The Tebet Eco Park () or Taman Kota Tebet is a park located at Tebet in Jakarta, Indonesia. The park was previously known as Tebet Honda Park and  has a land area of 7 hectares. It is a popular place for exercise, socialization, and recreation for neighboring community.

Facilities
This park was revitalized in 2022, for multi-functional purposes. It has three main concepts in its development, namely prioritizing ecological functions, especially flood control, social space functions, and also the function of educational and recreational spaces for residents. This park has forest buffer, link bridge, community lawn, wetland boardwalk, children’s playground, plaza, community garden, and thematic garden. The park has two part, north and south, connected by a pedestrian bridge.
 
There is a Wetland Boardwalk to help contain water flow and increase water retention.

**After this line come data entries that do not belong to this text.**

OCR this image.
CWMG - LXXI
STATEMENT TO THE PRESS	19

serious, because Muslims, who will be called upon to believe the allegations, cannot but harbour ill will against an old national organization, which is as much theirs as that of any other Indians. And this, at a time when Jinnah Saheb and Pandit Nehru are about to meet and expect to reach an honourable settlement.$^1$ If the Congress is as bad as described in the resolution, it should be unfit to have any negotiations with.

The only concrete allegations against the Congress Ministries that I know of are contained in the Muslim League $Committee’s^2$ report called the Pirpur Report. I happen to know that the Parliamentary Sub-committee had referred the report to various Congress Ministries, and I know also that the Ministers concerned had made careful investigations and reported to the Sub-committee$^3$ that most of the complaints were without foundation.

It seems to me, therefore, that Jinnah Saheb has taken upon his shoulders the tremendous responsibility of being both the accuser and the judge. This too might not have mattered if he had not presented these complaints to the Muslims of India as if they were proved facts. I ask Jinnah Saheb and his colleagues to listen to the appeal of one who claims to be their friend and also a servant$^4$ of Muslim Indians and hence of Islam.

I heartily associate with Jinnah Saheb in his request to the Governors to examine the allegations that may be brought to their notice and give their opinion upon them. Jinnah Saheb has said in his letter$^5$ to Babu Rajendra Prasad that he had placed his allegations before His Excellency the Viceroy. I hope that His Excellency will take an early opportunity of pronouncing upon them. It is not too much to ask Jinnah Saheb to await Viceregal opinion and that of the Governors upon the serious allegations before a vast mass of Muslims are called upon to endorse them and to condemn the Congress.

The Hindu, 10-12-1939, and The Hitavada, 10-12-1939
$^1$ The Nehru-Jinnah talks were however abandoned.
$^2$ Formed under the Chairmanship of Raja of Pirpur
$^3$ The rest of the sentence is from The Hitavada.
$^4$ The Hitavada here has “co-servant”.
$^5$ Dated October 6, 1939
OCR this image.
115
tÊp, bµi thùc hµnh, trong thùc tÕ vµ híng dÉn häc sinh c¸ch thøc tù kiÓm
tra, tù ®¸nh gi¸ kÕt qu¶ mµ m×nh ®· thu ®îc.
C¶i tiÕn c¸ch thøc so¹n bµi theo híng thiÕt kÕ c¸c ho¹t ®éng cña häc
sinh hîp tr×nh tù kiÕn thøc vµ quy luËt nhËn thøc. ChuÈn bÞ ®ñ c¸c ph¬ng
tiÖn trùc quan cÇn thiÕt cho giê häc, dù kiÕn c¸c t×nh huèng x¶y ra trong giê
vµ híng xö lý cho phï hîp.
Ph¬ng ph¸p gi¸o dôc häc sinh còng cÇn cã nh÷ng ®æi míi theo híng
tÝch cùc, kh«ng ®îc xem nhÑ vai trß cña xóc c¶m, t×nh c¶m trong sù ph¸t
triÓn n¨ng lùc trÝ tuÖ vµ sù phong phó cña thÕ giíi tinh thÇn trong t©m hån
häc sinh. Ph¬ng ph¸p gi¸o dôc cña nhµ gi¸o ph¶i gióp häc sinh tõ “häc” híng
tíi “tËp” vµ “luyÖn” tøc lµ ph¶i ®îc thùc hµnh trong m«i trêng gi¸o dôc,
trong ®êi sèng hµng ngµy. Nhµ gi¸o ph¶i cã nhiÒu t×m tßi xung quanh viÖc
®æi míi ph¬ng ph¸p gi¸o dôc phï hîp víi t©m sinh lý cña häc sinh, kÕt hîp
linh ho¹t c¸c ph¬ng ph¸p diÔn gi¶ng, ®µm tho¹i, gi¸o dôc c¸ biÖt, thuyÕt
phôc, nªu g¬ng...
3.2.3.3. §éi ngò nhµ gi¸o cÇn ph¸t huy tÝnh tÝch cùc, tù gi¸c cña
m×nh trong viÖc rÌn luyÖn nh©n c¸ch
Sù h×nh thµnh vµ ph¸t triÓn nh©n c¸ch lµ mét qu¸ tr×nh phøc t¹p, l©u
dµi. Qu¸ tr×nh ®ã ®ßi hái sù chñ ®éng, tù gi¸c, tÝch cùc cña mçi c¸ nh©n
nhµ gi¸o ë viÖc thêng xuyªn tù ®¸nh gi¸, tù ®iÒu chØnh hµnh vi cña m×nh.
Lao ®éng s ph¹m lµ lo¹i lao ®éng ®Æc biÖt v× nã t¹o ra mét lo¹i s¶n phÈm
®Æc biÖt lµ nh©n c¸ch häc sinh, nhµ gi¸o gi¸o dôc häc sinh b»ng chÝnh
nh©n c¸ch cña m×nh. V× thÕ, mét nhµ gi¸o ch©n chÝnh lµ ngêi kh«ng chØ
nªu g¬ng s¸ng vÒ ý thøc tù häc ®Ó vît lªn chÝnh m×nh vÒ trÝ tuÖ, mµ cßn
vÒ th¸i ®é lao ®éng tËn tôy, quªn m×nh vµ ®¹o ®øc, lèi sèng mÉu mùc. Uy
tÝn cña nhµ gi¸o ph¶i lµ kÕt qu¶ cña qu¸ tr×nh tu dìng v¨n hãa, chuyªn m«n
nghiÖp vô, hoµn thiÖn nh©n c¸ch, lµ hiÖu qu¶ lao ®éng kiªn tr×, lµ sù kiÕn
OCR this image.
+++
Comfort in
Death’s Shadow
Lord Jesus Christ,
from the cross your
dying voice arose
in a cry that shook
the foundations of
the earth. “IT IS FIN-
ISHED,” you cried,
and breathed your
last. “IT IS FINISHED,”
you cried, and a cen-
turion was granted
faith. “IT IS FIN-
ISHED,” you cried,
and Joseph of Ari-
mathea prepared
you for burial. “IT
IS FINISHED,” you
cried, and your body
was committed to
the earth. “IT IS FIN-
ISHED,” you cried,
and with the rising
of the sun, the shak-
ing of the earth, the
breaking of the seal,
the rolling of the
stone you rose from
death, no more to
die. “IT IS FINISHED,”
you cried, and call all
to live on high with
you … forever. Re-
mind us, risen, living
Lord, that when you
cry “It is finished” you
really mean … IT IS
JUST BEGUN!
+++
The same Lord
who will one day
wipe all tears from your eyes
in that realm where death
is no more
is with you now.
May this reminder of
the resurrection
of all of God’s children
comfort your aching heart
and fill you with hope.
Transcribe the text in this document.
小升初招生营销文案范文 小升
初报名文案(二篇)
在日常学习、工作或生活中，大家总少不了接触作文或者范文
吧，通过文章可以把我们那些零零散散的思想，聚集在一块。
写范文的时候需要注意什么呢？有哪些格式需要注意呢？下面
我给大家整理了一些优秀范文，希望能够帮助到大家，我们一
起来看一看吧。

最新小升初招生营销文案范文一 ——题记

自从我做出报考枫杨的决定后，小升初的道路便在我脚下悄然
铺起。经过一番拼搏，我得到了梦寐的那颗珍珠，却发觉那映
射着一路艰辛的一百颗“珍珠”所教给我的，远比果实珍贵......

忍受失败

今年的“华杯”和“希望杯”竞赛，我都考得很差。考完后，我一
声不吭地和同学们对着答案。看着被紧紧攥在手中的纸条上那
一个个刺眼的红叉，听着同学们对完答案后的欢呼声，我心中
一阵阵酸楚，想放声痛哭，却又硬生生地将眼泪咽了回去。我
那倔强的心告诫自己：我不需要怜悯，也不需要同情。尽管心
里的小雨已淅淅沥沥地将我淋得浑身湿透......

Meanwhile, in the Community Garden, there is the main entrance to the South Area with a pavilion equipped with facilities for social activities for the community around Tebet. Swamp Playground or children's play area with a variety of games and viewing decks that take advantage of different contours. The northern part of the park, there are TEP Plaza, thematic gardens, and community lawns. TEP plaza serves as a drop-off area or a visitor's recipient, equipped with a pavilion building, amphitheater, parking facilities and MSMEs. Furthermore, opposite TEP Plaza there is an area with an existing density of Leda trees which is used as a Thematic Garden. Meanwhile, Community Lawn is presented as an area for public activities to do whitout family or friends, in the field, with an interactive open lawn.